Mon cher Podewils. Je suis curieux de savoir quel dessein les Anglais forment en Flandre, ce qu'ils veulent faire avec ces 16,000 hommes qu'ils y veulent envoyer, et quelle idée, en un mot, ils se font d'une diversion qu'ils peuvent opérer? Si vous le pouvez, tâchez de l'apprendre par Hyndford. Prenons 40,000 Hollandais, ajoutons-y les 16,000 Anglais et 15,000 Autrichiens, ce qui fait ensemble 71,000 hommes: croyez-vouz qu'avec ce corps l'on peut entamer la France en Flandre? Je ne saurais me le persuader. Se pourrait-il que cette armée traversât l'Allemagne?
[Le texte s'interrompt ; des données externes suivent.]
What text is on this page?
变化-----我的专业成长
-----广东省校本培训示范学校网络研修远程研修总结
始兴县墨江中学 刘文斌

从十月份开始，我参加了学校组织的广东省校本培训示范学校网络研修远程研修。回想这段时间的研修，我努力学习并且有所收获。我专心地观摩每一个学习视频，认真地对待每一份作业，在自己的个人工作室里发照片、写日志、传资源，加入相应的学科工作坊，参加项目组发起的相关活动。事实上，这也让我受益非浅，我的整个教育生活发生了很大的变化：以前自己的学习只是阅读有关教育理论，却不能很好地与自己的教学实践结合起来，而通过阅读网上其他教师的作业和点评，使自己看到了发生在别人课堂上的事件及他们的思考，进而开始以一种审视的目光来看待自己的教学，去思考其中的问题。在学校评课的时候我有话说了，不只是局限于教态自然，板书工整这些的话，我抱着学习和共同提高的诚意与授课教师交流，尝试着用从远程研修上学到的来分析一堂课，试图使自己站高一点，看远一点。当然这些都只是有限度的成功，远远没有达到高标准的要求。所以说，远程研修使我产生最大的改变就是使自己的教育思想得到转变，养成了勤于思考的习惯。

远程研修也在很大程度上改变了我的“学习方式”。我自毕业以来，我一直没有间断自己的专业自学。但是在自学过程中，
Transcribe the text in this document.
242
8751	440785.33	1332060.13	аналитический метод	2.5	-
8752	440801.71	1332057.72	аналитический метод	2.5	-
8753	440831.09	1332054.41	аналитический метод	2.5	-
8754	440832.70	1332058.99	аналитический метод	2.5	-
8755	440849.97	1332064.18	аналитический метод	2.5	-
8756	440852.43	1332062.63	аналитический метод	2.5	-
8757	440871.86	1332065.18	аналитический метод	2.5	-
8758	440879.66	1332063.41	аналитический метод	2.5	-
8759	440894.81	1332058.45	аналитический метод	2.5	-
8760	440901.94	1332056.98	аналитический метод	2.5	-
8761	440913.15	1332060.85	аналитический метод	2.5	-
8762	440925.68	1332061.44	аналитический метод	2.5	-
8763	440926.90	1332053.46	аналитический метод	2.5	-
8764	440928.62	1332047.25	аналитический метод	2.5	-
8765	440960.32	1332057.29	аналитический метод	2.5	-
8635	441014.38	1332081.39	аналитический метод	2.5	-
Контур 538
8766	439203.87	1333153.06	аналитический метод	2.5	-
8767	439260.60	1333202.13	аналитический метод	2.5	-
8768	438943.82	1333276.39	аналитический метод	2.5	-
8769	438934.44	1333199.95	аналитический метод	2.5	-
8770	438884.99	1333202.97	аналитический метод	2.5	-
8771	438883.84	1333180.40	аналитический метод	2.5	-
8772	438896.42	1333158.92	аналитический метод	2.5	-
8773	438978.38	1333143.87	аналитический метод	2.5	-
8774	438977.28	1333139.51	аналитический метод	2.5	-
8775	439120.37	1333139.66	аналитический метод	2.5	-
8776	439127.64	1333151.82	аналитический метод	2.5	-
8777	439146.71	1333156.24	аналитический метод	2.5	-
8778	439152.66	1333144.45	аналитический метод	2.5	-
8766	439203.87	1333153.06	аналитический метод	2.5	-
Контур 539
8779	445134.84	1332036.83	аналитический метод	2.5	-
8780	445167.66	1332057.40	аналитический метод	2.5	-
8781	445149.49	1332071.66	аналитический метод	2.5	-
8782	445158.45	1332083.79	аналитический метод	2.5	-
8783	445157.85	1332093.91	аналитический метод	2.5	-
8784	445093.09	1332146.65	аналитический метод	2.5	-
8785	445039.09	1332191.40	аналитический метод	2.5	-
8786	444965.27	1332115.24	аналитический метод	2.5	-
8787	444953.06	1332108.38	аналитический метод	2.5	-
C'est ce que ne souffrira de la vie M. de <133>Maillebois, ni Noailles. Que feront donc ces milliers rassemblés? Rien que camper en Flandre. De plus, la Hollande n'est point encore d'accord avec les Anglais, et cette sage République craint trop d'attirer sur elle le flambeau de la guerre, qui fait tant de ravages dans d'autres pays.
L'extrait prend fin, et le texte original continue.